Developing such a scanner requires at least two steps:
- Collect input source (ie capture system fingerprint)
- Port scanning
- Fingerprint scanning
- Fingerprint matching
- Call the scan plugin (that is, match the fingerprint for vulnerability scanning)
You can use the python socket module to develop tcp scans, or use [nmap] (https://thief.one/2017/05/02/1/), masscan, zmap and other open source tools to scan.

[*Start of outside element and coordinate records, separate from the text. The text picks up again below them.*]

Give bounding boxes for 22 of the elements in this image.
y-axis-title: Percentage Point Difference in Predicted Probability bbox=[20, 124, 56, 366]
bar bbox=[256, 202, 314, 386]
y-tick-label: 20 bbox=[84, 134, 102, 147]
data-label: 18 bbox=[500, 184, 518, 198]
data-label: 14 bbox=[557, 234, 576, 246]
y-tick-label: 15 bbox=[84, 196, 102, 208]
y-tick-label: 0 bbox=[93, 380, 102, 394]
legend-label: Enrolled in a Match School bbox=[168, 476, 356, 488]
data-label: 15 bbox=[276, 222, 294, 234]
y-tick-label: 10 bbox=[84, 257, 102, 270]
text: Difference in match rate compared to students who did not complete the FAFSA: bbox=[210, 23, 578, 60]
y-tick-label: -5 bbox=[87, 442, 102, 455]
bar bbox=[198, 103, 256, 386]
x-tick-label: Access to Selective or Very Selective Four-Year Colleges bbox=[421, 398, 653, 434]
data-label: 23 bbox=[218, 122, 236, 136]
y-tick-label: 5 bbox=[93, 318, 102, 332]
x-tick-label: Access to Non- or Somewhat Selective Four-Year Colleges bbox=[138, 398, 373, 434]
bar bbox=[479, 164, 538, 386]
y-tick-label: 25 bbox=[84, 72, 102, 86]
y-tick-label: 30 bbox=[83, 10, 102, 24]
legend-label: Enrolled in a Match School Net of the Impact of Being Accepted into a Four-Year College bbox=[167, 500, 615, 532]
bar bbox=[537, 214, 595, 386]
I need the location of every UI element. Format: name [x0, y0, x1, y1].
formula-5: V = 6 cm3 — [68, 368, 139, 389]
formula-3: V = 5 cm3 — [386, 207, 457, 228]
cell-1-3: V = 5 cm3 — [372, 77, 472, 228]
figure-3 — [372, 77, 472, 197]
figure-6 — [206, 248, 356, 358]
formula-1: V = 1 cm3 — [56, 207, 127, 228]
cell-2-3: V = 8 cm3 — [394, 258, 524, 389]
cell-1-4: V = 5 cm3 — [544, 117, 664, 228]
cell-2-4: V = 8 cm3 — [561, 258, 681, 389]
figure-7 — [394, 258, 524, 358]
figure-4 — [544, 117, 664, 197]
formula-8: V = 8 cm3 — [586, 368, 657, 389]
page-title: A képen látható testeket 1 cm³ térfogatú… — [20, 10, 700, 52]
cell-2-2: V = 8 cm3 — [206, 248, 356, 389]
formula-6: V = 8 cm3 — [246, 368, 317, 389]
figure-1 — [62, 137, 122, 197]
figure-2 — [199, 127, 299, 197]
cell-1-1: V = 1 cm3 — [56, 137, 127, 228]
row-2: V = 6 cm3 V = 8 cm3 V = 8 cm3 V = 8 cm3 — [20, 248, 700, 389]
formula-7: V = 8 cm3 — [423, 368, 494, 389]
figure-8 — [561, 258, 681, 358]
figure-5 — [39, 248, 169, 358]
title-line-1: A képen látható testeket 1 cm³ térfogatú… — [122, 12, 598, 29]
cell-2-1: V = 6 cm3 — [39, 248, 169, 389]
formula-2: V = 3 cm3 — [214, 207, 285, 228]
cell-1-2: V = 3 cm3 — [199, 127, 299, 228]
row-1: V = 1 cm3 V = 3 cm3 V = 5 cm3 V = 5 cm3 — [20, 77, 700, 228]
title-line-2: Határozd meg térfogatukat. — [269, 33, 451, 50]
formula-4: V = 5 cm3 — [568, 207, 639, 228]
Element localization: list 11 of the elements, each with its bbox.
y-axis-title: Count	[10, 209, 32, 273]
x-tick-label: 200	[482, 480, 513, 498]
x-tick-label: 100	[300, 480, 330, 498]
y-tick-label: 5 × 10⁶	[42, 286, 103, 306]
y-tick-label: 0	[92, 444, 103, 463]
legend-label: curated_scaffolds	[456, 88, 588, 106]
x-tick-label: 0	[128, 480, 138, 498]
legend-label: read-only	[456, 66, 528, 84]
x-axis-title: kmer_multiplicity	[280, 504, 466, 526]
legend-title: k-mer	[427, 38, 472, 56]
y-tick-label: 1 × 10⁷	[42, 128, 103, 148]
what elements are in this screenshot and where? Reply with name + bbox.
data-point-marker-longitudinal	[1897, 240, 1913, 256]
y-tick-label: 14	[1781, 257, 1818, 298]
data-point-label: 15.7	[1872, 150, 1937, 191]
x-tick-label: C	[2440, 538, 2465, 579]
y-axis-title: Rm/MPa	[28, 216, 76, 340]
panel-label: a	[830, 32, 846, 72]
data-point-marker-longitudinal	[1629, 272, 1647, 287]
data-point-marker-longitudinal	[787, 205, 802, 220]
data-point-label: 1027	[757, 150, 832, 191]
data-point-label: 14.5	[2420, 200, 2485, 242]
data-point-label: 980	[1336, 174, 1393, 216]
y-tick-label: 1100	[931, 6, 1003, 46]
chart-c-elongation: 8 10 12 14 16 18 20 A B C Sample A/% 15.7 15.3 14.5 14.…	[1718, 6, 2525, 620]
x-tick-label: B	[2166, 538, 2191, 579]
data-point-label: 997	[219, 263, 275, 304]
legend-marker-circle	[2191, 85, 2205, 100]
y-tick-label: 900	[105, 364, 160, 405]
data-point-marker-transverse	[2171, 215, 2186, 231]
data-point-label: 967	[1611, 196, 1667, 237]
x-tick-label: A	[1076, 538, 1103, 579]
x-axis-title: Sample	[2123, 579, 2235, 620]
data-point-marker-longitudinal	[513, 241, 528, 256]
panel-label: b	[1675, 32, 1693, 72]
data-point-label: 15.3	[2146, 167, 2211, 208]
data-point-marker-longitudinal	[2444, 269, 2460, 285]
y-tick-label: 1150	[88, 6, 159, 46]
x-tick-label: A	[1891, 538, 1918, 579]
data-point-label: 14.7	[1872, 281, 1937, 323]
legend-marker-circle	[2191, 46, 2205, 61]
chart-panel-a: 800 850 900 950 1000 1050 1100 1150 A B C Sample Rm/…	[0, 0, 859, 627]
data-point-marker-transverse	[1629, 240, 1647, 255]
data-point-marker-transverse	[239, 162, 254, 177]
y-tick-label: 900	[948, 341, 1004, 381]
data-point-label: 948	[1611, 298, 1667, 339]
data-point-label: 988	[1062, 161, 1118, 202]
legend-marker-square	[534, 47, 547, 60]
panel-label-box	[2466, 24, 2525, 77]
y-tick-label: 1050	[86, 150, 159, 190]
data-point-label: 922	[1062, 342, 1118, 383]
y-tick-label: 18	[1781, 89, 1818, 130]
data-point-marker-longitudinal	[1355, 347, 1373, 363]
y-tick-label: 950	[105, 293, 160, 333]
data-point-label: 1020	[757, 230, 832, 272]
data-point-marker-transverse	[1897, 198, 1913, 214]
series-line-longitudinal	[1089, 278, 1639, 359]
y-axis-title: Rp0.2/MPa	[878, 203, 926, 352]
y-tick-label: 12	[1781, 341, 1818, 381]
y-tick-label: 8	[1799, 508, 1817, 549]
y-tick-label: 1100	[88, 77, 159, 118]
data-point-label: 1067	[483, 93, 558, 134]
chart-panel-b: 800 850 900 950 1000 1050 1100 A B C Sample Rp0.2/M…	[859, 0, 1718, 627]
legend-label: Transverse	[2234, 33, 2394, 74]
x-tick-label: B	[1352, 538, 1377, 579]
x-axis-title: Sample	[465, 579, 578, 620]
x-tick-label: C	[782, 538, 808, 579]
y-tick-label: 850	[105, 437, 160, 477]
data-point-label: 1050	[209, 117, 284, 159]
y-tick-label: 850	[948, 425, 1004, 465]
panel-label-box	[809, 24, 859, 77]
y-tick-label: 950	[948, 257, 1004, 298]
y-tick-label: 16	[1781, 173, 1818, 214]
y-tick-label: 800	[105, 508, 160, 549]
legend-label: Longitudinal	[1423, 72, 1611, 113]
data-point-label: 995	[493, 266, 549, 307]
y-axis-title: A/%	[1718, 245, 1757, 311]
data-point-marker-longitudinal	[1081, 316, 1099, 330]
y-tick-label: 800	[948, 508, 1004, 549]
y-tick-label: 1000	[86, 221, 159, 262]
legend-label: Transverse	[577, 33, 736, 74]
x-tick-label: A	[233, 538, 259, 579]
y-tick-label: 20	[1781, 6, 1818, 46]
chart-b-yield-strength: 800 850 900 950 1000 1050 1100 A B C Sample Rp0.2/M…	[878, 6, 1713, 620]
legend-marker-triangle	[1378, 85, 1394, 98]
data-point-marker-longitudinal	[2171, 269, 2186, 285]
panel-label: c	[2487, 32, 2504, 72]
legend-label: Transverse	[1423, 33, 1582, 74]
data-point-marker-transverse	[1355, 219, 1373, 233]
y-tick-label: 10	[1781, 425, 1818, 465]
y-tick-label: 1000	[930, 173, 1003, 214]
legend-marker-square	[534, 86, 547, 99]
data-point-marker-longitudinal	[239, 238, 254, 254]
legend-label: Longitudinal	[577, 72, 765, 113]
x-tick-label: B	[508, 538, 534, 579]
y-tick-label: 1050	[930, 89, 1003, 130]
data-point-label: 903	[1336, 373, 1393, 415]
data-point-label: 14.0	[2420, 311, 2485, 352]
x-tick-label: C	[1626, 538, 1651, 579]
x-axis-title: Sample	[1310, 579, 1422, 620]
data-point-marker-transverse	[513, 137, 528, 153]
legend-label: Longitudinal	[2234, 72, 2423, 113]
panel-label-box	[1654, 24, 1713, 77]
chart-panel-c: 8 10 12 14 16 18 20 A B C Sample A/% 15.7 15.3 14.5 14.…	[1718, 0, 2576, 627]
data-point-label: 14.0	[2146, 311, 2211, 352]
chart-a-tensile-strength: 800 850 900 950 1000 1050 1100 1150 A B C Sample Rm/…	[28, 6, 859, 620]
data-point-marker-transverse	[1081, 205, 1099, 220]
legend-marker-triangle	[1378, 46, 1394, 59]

You can use nmap to scan, because nmap contains a lot of fingerprint probes, which can identify most of the service fingerprint information. For web fingerprints, you need to initiate an http request, get the response content, and then use the web fingerprint library to identify, or use an open source fingerprint scanner, such as [Whatweb] (https://thief.one/2018/01/11/1 /)Wait.
Only fingerprints without a fingerprint library are not acceptable. Fingerprints are like some identity information, and we end up targeting a certain person. Therefore, we need to have a fingerprint database to associate fingerprint information with people.
The above briefly introduces the problems that need to be solved in the design and development of two kinds of scanners, and from the overall point of view, the problems that need to be solved are far from enough. For example, when the system to be scanned is very large, how to deploy distributedly requires our scanning framework to meet the needs of distributed deployment.
Do you think that this is the only way to end? No, no, today is a little tired, and continue to add in a few days, such as adding some basic code and adding some more detailed content. Also, there is a lot of information on the Internet, and I have to sort out a wave of learning.